I see now that he was taking advantage of my youth, inexperience, and gullibility so as to emotionally beat me into apologetic submission, all while somehow completely deflecting everything away from the fact that he'd just read my mail without my permission.
From the Rule of Life of the Society of Mary, found on Marianist.org |
It's spelled out very clearly right there in the Rule of Life for the Society of Mary. "The right of each individual to meet these fundamental human needs must be respected." My Assistant Novice Master and I, as I said before, mostly got along pretty well, but on this occasion on this day? He crossed a line. He certainly didn't help me in any way, if that's what he thought he was doing. He scared me, actually, and that fear hurt me much more than it ever helped me grow as a monk or as a human being.
Obedience means a lot of things, but at this point, I was still only an aspirant, not even a vowed religious, and this man I looked up to as my religious superior? He'd just broken the law, and pretty much revealed that he'd been breaking the law multiple times without my knowledge even before this point. After all, what are the odds that he only opened the one letter I ever received that happened to mention him?
The whole situation haunts me to this day as I think about it. I never once trashed him or anyone else to my friends. I had instead given my life over to God in service of the Blessed Mother, and he made me feel as if I was the one who had written the letter he wasn't ever supposed to open up and read.
I've come to see, over time, that he was a product of his environment, just as I was, and certain tactics were simply taught to him so much over the years that he came to believe that opening someone else's letters and reading them was somehow a defensible act of Christian charity.
I don't hate him, and I'm long past the real hurt of the situation. I simply share the story here without cross-referencing his name because this was a pivotal moment in my first year as a monk. His goal, I believe, was to push me further away from my friends outside the community, and it unfortunately worked. I stopped speaking to that friend for several months afterward, and I was much more careful after that in all of my written communications with other people too.
In next week's blog, I'll share portions of the letters my mom and dad each sent me that first summer, as well as some pertinent parts of the many cards and letters I exchanged with my friends. As we begin delving into all of the actual material memories I have from my first year in the monastery, you'll begin to see how it really felt for all of us.
I was starting to see the world around me as if I was an alien on the outside, viewing everything from the inside of the monastery walls, and they were barely guessing what life might be like for me in there, sending me messages from the outside in.

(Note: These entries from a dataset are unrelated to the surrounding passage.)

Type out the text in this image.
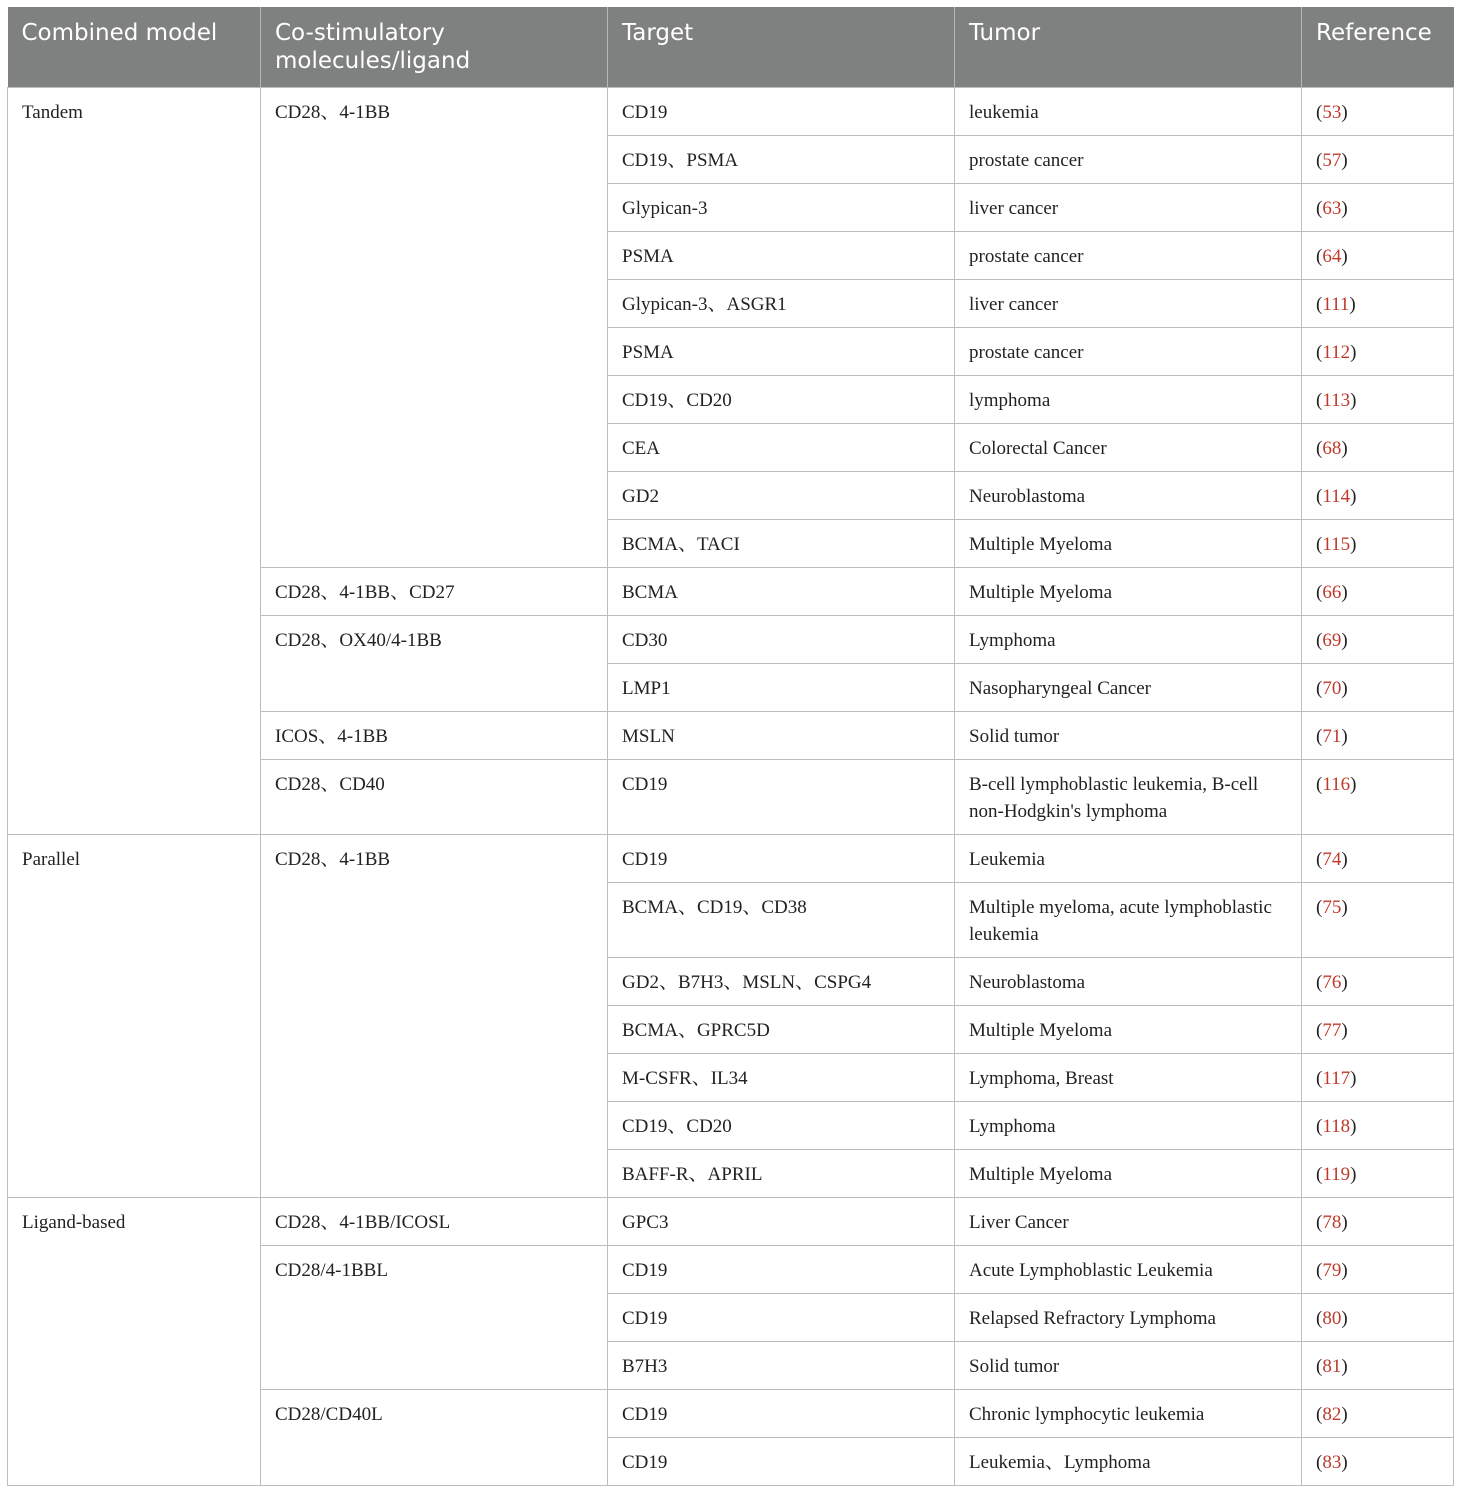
Combined model	Co-stimulatory molecules/ligand	Target	Tumor	Reference
Tandem	CD28、4-1BB	CD19	leukemia	(53)
		CD19、PSMA	prostate cancer	(57)
		Glypican-3	liver cancer	(63)
		PSMA	prostate cancer	(64)
		Glypican-3、ASGR1	liver cancer	(111)
		PSMA	prostate cancer	(112)
		CD19、CD20	lymphoma	(113)
		CEA	Colorectal Cancer	(68)
		GD2	Neuroblastoma	(114)
		BCMA、TACI	Multiple Myeloma	(115)
	CD28、4-1BB、CD27	BCMA	Multiple Myeloma	(66)
	CD28、OX40/4-1BB	CD30	Lymphoma	(69)
		LMP1	Nasopharyngeal Cancer	(70)
	ICOS、4-1BB	MSLN	Solid tumor	(71)
	CD28、CD40	CD19	B-cell lymphoblastic leukemia, B-cell non-Hodgkin's lymphoma	(116)
Parallel	CD28、4-1BB	CD19	Leukemia	(74)
		BCMA、CD19、CD38	Multiple myeloma, acute lymphoblastic leukemia	(75)
		GD2、B7H3、MSLN、CSPG4	Neuroblastoma	(76)
		BCMA、GPRC5D	Multiple Myeloma	(77)
		M-CSFR、IL34	Lymphoma, Breast	(117)
		CD19、CD20	Lymphoma	(118)
		BAFF-R、APRIL	Multiple Myeloma	(119)
Ligand-based	CD28、4-1BB/ICOSL	GPC3	Liver Cancer	(78)
	CD28/4-1BBL	CD19	Acute Lymphoblastic Leukemia	(79)
		CD19	Relapsed Refractory Lymphoma	(80)
		B7H3	Solid tumor	(81)
	CD28/CD40L	CD19	Chronic lymphocytic leukemia	(82)
		CD19	Leukemia、Lymphoma	(83)
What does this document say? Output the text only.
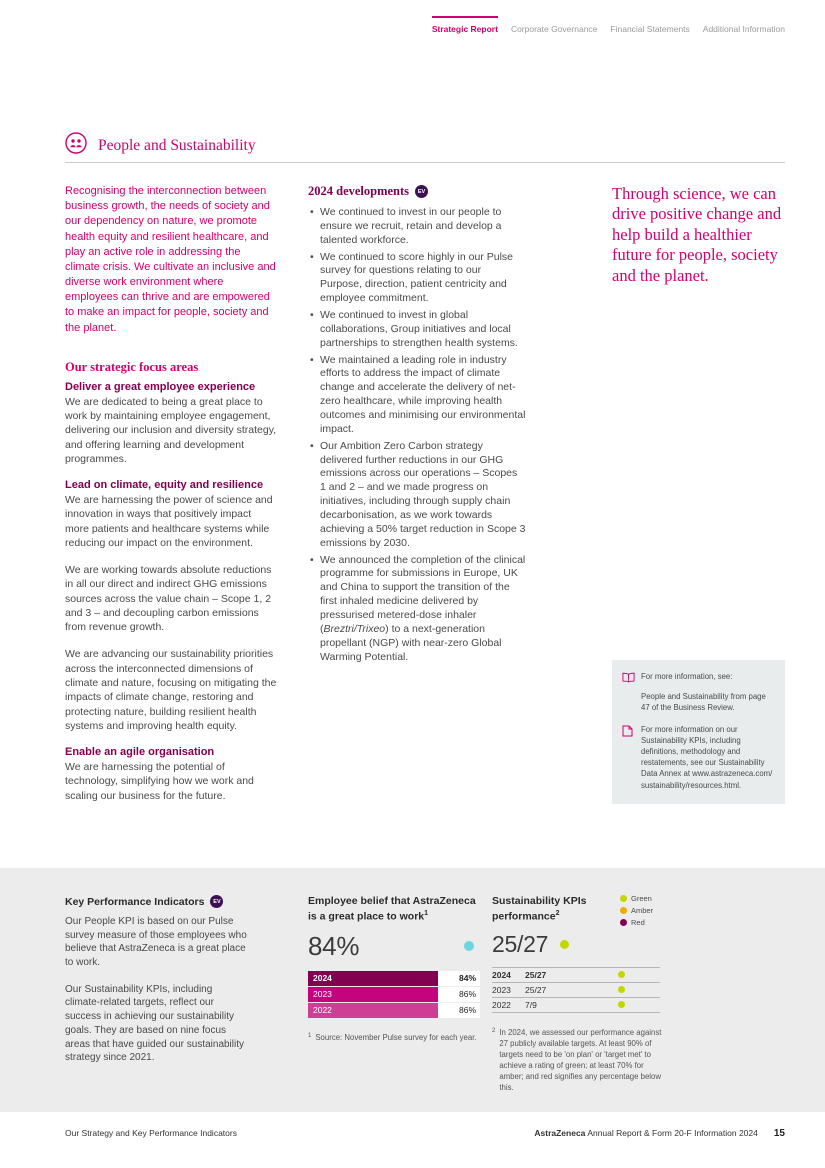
Strategic Report Corporate Governance Financial Statements Additional Information
People and Sustainability

Recognising the interconnection between business growth, the needs of society and our dependency on nature, we promote health equity and resilient healthcare, and play an active role in addressing the climate crisis. We cultivate an inclusive and diverse work environment where employees can thrive and are empowered to make an impact for people, society and the planet.

Our strategic focus areas
Deliver a great employee experience

We are dedicated to being a great place to work by maintaining employee engagement, delivering our inclusion and diversity strategy, and offering learning and development programmes.

Lead on climate, equity and resilience

We are harnessing the power of science and innovation in ways that positively impact more patients and healthcare systems while reducing our impact on the environment.

We are working towards absolute reductions in all our direct and indirect GHG emissions sources across the value chain – Scope 1, 2 and 3 – and decoupling carbon emissions from revenue growth.

We are advancing our sustainability priorities across the interconnected dimensions of climate and nature, focusing on mitigating the impacts of climate change, restoring and protecting nature, building resilient health systems and improving health equity.

Enable an agile organisation

We are harnessing the potential of technology, simplifying how we work and scaling our business for the future.

2024 developments	EV
• We continued to invest in our people to ensure we recruit, retain and develop a talented workforce.
• We continued to score highly in our Pulse survey for questions relating to our Purpose, direction, patient centricity and employee commitment.
• We continued to invest in global collaborations, Group initiatives and local partnerships to strengthen health systems.
• We maintained a leading role in industry efforts to address the impact of climate change and accelerate the delivery of net-zero healthcare, while improving health outcomes and minimising our environmental impact.
• Our Ambition Zero Carbon strategy delivered further reductions in our GHG emissions across our operations – Scopes 1 and 2 – and we made progress on initiatives, including through supply chain decarbonisation, as we work towards achieving a 50% target reduction in Scope 3 emissions by 2030.
• We announced the completion of the clinical programme for submissions in Europe, UK and China to support the transition of the first inhaled medicine delivered by pressurised metered-dose inhaler (Breztri/Trixeo) to a next-generation propellant (NGP) with near-zero Global Warming Potential.

Through science, we can drive positive change and help build a healthier future for people, society and the planet.

For more information, see:

People and Sustainability from page 47 of the Business Review.

For more information on our Sustainability KPIs, including definitions, methodology and restatements, see our Sustainability Data Annex at www.astrazeneca.com/ sustainability/resources.html.

Key Performance Indicators	EV

Our People KPI is based on our Pulse survey measure of those employees who believe that AstraZeneca is a great place to work.

Our Sustainability KPIs, including climate-related targets, reflect our success in achieving our sustainability goals. They are based on nine focus areas that have guided our sustainability strategy since 2021.

Employee belief that AstraZeneca is a great place to work$^1$
84%
2024	84%
2023	86%
2022	86%

1 Source: November Pulse survey for each year.

Sustainability KPIs performance$^2$
Green
Amber
Red
25/27
2024 25/27
2023 25/27
2022 7/9

2 In 2024, we assessed our performance against 27 publicly available targets. At least 90% of targets need to be 'on plan' or 'target met' to achieve a rating of green; at least 70% for amber; and red signifies any percentage below this.

Our Strategy and Key Performance Indicators	AstraZeneca Annual Report & Form 20-F Information 2024 15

I can only guess how many of those letters I received were secretly opened without my knowledge, but regardless of what privacy I did or did not have, hearing from my friends still meant so much to me.
Chaminade High School's main campus. Attached Brothers' house forms an upside-down L on the left. |
Coming Next Week: You've Changed So Much
* For the record, I've looked all over, and can't find this letter anywhere in my records. I can't recall if he ever gave it to me, or perhaps he made me throw it away as soon as I'd read it. I can't remember.